Authors
V. V. R. Maheswara Rao1 and V. Valli Kumari2, 1Shri Vishnu Engineering College for Women, India and 2Andhra University, India
Abstract
With the continued growth and proliferation of Web services and Web based information systems, the volumes of user data have reached astronomical proportions. Before analyzing such data using web mining techniques, the web log has to be pre processed, integrated and transformed. As the World Wide Web is continuously and rapidly growing, it is necessary for the web miners to utilize intelligent tools in order to find, extract, filter and evaluate the desiredinformation. The data pre-processing stage is the most important phase for investigation of the web user usage behaviour. To do this one must extract the only human user accesses from weblog data which is critical and complex. The web log is incremental in nature, thus conventional data pre-processing techniques were proved to be not suitable.

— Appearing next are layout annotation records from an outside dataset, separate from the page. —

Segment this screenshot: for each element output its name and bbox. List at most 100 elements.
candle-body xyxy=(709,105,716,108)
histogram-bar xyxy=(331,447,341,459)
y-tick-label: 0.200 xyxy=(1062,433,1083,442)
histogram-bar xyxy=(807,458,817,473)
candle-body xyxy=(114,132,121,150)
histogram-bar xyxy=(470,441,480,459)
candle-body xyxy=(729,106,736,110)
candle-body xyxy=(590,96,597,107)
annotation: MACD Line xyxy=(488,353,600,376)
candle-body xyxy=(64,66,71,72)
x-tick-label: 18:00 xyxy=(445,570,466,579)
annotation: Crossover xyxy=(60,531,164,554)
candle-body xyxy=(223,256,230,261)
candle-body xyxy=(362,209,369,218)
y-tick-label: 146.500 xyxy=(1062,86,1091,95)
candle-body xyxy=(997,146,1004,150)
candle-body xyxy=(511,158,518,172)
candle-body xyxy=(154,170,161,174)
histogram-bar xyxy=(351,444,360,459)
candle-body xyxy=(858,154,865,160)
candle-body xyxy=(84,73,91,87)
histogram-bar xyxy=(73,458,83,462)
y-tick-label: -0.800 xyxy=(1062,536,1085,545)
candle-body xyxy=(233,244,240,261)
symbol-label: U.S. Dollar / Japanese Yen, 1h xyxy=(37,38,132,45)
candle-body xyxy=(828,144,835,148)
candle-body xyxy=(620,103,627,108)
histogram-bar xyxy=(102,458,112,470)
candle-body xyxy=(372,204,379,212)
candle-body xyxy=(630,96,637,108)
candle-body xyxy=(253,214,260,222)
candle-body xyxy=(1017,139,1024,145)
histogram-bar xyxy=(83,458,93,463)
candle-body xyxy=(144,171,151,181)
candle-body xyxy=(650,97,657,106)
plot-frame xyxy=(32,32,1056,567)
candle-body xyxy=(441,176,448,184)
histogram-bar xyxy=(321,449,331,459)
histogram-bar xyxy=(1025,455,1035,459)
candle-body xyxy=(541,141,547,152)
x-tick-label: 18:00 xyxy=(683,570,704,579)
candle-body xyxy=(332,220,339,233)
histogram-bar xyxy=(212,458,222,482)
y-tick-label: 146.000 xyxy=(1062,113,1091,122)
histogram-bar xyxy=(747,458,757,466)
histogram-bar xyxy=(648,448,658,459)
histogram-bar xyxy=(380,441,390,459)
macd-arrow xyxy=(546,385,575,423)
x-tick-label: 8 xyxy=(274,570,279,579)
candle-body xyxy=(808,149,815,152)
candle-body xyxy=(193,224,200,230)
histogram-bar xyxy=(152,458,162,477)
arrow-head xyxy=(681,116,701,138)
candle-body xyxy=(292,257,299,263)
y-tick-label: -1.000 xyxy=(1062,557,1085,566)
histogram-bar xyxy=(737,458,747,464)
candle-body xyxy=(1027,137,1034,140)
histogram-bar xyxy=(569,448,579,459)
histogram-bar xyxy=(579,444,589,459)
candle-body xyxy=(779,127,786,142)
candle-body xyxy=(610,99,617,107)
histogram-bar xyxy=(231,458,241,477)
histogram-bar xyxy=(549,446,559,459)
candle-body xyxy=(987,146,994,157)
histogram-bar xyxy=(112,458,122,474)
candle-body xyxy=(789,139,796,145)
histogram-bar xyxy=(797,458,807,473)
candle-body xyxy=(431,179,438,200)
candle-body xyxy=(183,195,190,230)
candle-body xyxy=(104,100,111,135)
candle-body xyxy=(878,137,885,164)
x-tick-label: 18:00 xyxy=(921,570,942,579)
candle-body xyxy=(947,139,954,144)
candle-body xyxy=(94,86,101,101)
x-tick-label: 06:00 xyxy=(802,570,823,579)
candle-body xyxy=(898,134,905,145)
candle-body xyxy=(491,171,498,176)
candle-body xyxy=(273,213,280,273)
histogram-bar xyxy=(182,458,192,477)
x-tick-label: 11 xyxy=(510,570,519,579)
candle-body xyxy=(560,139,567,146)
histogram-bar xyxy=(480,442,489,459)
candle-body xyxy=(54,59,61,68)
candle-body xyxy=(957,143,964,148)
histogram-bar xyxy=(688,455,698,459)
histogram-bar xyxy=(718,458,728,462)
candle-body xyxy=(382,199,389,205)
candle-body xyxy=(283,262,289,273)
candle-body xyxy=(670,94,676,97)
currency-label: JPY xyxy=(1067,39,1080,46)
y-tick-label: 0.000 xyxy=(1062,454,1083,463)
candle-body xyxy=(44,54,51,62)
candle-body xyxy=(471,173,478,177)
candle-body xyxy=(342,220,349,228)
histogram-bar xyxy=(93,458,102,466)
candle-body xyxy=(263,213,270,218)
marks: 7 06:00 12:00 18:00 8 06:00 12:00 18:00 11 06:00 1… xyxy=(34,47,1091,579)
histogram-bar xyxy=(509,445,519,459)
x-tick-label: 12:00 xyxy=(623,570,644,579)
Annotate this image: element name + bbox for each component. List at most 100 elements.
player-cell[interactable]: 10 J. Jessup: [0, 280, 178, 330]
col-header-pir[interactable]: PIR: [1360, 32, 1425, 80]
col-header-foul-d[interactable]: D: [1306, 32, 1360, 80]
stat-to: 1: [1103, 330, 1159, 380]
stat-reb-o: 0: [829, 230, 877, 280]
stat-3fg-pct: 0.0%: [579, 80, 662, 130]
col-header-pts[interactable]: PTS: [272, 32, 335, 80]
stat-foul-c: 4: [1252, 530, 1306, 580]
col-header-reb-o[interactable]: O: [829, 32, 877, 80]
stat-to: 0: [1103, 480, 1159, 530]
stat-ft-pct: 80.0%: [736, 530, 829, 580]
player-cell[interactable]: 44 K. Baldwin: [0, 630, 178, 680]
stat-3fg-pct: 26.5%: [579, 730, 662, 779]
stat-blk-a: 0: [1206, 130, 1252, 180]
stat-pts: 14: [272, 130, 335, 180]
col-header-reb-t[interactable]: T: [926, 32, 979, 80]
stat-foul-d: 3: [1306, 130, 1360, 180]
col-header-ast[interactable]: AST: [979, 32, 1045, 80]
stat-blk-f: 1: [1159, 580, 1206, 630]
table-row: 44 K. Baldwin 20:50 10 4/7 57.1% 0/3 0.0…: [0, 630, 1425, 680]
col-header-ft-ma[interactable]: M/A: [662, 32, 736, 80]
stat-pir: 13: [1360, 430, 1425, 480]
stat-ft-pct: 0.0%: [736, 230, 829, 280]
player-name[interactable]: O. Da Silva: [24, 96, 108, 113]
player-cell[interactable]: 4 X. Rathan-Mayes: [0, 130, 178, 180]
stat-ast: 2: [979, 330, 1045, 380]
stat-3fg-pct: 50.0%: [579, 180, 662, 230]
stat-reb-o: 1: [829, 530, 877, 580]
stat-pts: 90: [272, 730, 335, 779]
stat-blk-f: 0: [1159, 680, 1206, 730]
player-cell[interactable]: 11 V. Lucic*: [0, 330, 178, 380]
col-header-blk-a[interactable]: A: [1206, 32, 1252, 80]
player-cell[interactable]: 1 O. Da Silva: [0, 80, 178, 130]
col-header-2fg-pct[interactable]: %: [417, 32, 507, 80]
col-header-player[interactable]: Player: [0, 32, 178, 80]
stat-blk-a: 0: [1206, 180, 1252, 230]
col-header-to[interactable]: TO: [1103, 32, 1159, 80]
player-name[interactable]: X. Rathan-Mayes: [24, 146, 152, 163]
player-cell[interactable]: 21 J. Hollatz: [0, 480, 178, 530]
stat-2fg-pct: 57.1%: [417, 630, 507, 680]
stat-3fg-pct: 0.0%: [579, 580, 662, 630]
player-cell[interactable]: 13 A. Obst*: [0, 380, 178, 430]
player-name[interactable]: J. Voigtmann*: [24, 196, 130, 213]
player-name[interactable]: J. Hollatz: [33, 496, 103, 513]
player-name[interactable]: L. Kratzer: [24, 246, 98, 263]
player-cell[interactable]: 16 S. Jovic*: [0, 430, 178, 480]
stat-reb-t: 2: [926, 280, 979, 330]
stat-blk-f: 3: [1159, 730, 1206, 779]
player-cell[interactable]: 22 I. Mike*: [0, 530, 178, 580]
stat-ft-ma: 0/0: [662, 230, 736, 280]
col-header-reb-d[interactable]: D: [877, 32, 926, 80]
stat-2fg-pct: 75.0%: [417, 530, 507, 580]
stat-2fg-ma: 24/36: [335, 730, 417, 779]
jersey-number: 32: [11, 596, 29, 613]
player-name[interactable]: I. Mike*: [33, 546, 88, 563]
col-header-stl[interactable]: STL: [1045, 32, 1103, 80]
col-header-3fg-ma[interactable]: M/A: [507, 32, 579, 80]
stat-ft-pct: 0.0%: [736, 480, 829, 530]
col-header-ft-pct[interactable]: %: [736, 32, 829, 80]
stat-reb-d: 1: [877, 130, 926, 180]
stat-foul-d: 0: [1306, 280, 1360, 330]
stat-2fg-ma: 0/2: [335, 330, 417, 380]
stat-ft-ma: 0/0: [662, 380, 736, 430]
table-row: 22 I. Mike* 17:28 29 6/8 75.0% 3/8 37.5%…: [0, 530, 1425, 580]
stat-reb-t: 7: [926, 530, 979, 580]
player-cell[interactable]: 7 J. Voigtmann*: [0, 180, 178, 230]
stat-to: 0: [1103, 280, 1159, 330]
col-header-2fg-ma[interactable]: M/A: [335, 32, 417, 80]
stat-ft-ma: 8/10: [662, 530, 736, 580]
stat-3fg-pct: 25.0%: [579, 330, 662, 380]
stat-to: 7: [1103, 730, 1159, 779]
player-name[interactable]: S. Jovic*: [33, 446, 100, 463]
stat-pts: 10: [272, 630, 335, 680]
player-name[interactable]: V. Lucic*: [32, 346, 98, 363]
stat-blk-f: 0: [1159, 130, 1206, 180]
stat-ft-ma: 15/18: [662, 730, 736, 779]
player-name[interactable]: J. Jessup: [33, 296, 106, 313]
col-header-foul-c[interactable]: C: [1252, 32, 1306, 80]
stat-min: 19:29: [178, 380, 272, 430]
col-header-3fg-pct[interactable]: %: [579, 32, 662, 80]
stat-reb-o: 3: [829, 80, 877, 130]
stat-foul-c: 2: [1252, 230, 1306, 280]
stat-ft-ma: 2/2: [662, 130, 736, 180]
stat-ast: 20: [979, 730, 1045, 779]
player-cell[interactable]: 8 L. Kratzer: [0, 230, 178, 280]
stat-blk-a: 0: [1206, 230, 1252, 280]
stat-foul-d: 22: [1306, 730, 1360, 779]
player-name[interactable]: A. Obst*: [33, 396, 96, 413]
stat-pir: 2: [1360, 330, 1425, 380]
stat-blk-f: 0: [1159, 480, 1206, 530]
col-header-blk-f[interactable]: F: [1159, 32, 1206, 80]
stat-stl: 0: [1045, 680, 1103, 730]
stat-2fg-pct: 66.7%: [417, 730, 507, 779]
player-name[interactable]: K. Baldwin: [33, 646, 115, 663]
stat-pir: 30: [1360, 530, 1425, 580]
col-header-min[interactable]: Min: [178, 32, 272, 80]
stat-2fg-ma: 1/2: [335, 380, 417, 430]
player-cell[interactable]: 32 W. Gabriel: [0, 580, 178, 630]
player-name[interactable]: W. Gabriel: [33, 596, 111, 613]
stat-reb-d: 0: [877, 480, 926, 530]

Hence an extensive learning algorithm is required in order to get the desired information.This paper introduces an extensive research frame work capable of pre processing web log data completely and efficiently. The learning algorithm of proposed research frame work can separates human user and search engine accesses intelligently, with less time. In order to create suitable target data, the further essential tasks ofpre-processing Data Cleansing, User Identification, Sessionization and Path Completion are designed collectively. The framework reduces the error rate and improves significant learning performance of the algorithm. The work ensures the goodness of split by using popular measures like Entropy and Gini index. This framework helps to investigate the web user usage behaviour efficiently. The experimental results proving this claim are given in this paper.
Keywords
Web usage mining, intelligent pre-processing system, cleansing, sessionization and path completion.